Bu riskli bir durum.
Zira global ekonomi tahminlere göre, 2010 ile 2011 yıllarında tekrar yükselişe geçtiğinde talep fazla, arz ise sınırlı olacak.
Ekonomik kriz yenilenebilir enerji yatırımlarına da darbe vurmuş.
Bu arada Birol ve ekibi dünyada ilk kez önemli bir araştırmaya imza atmış.
Dünyadaki 800 kadar petrol sahası teker teker incelenmiş.
Kötü haber: OPEC dışındaki ülkelerde üretim düşüyor.
Bir kötü haber daha:
Dünyanın önde gelen petrol şirketlerinin rezervleri düşüyor.
Enerjide yarının oyuncuları ulusal petrol şirketleri olacak.
Türkiye karbon salımında artık elini çabuk tutsun
ENERJİ artık çevreden ayrılmıyor.
Yarının enerji yatırımları, küresel ısınmayı, çevreyi gözetmek zorunda.
Fatih Birol’a göre, 2009 yılı sonunda Kopenhag’da yapılacak iklim zirvesinden Kyoto’dan daha güçlü bir anlaşma çıkacak.

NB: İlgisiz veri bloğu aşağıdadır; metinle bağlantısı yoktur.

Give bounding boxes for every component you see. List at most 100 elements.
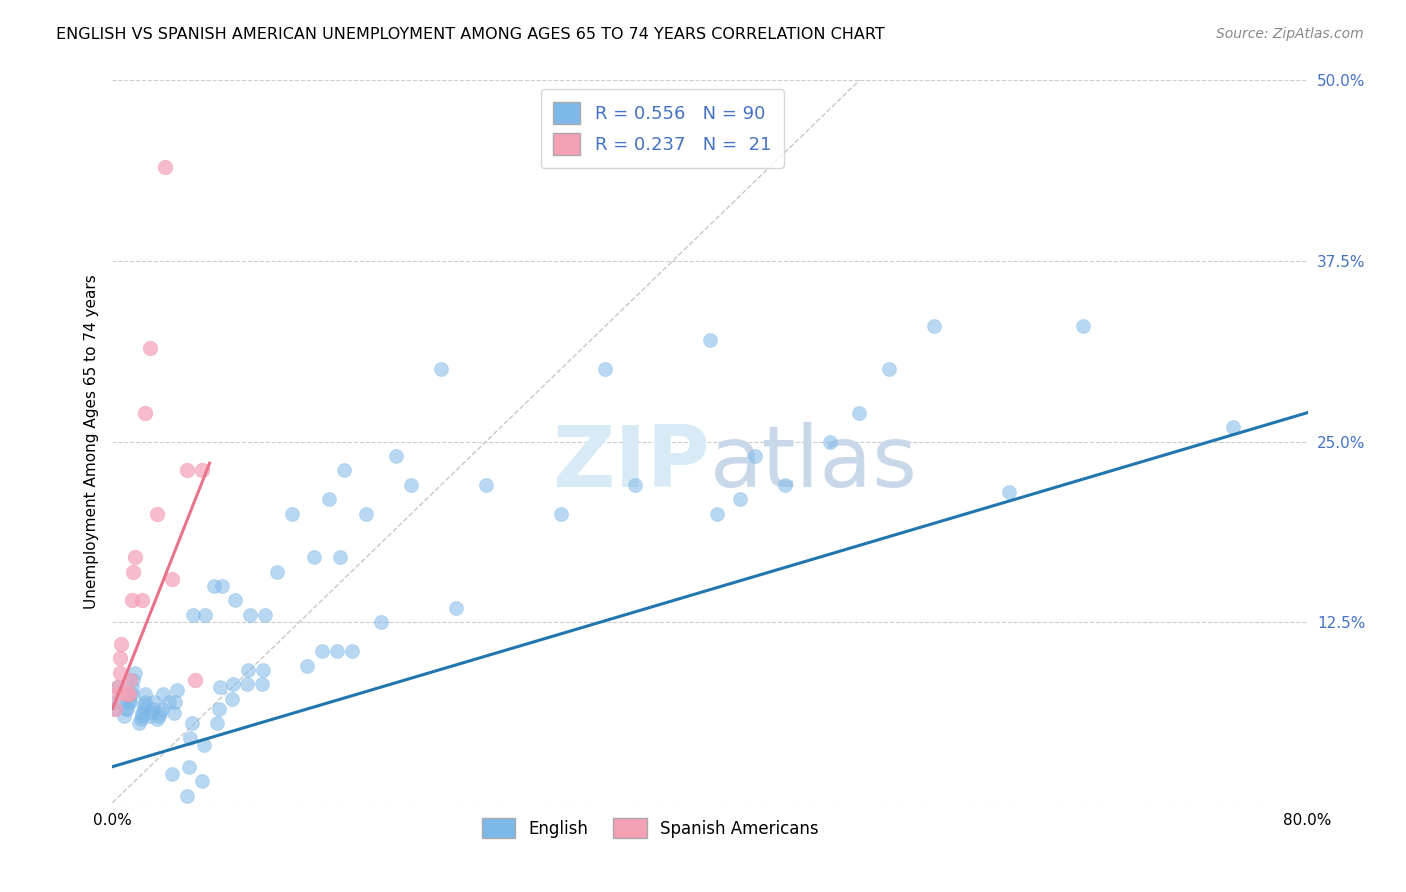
Point <box>444 600 467 615</box>
Point <box>132 702 155 716</box>
Point <box>370 615 392 630</box>
Point <box>205 716 228 731</box>
Point <box>236 677 259 691</box>
Point <box>744 449 766 463</box>
Point <box>385 449 408 463</box>
Point <box>128 716 150 731</box>
Point <box>118 695 141 709</box>
Point <box>105 687 128 701</box>
Point <box>773 478 796 492</box>
Point <box>148 709 170 723</box>
Point <box>122 565 145 579</box>
Point <box>120 687 142 701</box>
Point <box>165 695 187 709</box>
Point <box>166 683 188 698</box>
Point <box>124 550 146 565</box>
Point <box>114 709 135 723</box>
Point <box>728 492 751 507</box>
Point <box>146 712 169 726</box>
Point <box>922 318 945 333</box>
Point <box>162 767 183 781</box>
Point <box>624 478 647 492</box>
Point <box>239 607 262 622</box>
Point <box>179 731 201 745</box>
Point <box>1222 420 1244 434</box>
Point <box>118 687 141 701</box>
Point <box>430 362 453 376</box>
Point <box>325 644 347 658</box>
Point <box>117 687 139 701</box>
Point <box>550 507 572 521</box>
Point <box>266 565 288 579</box>
Point <box>475 478 498 492</box>
Point <box>180 716 202 731</box>
Point <box>108 665 131 680</box>
Point <box>121 593 143 607</box>
Point <box>134 687 156 701</box>
Point <box>131 593 153 607</box>
Point <box>252 663 274 677</box>
Point <box>193 738 215 752</box>
Point <box>207 702 229 716</box>
Point <box>699 334 721 348</box>
Point <box>120 695 142 709</box>
Point <box>311 644 333 658</box>
Point <box>162 572 183 586</box>
Point <box>110 637 132 651</box>
Point <box>318 492 340 507</box>
Point <box>149 706 172 721</box>
Point <box>103 702 125 716</box>
Point <box>131 709 153 723</box>
Point <box>281 507 304 521</box>
Point <box>122 673 145 687</box>
Point <box>329 550 352 565</box>
Point <box>250 677 273 691</box>
Text: ZIP: ZIP <box>553 422 710 505</box>
Point <box>848 406 870 420</box>
Point <box>595 362 617 376</box>
Point <box>224 593 246 607</box>
Point <box>129 712 152 726</box>
Point <box>142 702 165 716</box>
Point <box>191 463 214 477</box>
Point <box>191 774 214 789</box>
Point <box>121 680 143 694</box>
Point <box>194 607 217 622</box>
Point <box>183 673 205 687</box>
Point <box>121 687 143 701</box>
Point <box>401 478 423 492</box>
Point <box>104 702 127 716</box>
Point <box>706 507 728 521</box>
Point <box>818 434 841 449</box>
Point <box>202 579 225 593</box>
Legend: English, Spanish Americans: English, Spanish Americans <box>475 812 825 845</box>
Y-axis label: Unemployment Among Ages 65 to 74 years: Unemployment Among Ages 65 to 74 years <box>83 274 98 609</box>
Point <box>209 680 232 694</box>
Point <box>176 789 198 803</box>
Point <box>134 695 156 709</box>
Point <box>879 362 901 376</box>
Text: atlas: atlas <box>710 422 918 505</box>
Point <box>222 677 245 691</box>
Point <box>150 702 173 716</box>
Point <box>153 160 176 174</box>
Point <box>157 695 180 709</box>
Point <box>176 463 198 477</box>
Point <box>134 406 156 420</box>
Point <box>104 695 127 709</box>
Point <box>117 702 139 716</box>
Point <box>177 760 200 774</box>
Point <box>340 644 363 658</box>
Point <box>998 485 1021 500</box>
Point <box>152 687 174 701</box>
Point <box>132 698 155 712</box>
Point <box>302 550 325 565</box>
Point <box>238 663 260 677</box>
Point <box>253 607 276 622</box>
Point <box>295 658 318 673</box>
Point <box>117 695 139 709</box>
Point <box>356 507 378 521</box>
Point <box>108 651 131 665</box>
Point <box>143 695 166 709</box>
Point <box>131 706 153 721</box>
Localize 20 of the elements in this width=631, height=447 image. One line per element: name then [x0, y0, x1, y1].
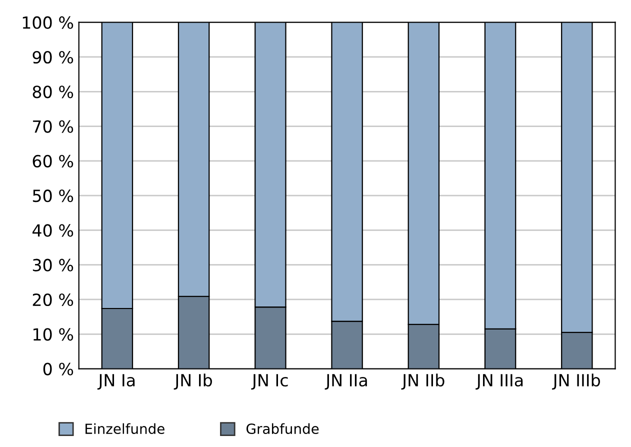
- x-tick-label: JN IIb: [401, 374, 444, 390]
- x-tick-label: JN IIa: [324, 374, 367, 390]
- y-tick-label: 70 %: [33, 120, 74, 133]
- y-tick-label: 100 %: [22, 16, 74, 29]
- x-tick-label: JN IIIa: [476, 374, 523, 390]
- y-tick-label: 60 %: [32, 154, 74, 168]
- y-tick-label: 50 %: [32, 190, 74, 202]
- y-tick-label: 0 %: [43, 362, 74, 376]
- x-tick-label: JN Ia: [97, 374, 135, 390]
- x-tick-label: JN IIIb: [552, 374, 600, 390]
- x-tick-label: JN Ib: [174, 374, 212, 390]
- y-tick-label: 20 %: [32, 293, 74, 306]
- x-tick-label: JN Ic: [251, 374, 288, 390]
- y-tick-label: 30 %: [32, 258, 74, 272]
- y-tick-label: 10 %: [34, 328, 74, 341]
- y-tick-label: 40 %: [32, 224, 74, 237]
- legend-label: Grabfunde: [246, 423, 319, 434]
- legend-label: Einzelfunde: [86, 423, 164, 434]
- y-tick-label: 80 %: [32, 86, 74, 98]
- y-tick-label: 90 %: [32, 50, 74, 64]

Birol "Artık herkes çevre meselesinin önemli olduğunu biliyor. Kopenhag’dan çıkacak kararlar hem enerji üretenleri, hem tüketenleri etkilecek" diyor.
"Kopenhag’da temel soru şu olacak. Karbon salımını hangi ülke ne kadar azaltacak" diye ilave ediyor.
Türkiye’nin de karbon salımında daha fazla "ayak sürüyen bir politika" izlememesini tavsiye gidiyor.
Yani Türkiye Kopenhag’a giderken bu konuyu etraflıca düşünmek zorunda demeye getiriyor.
Ama Polonya gibi, bu konuda "pazarlığınızı yapın" uyarısında da bulunuyor.
Yine Birol’a göre, iklim görüşmelerine, dünyaya en çok karbondioksit salan Çin, Hindistan gibi ülkeler taraf olmadıkları sürece olumlu sonuç almak mümkün değil.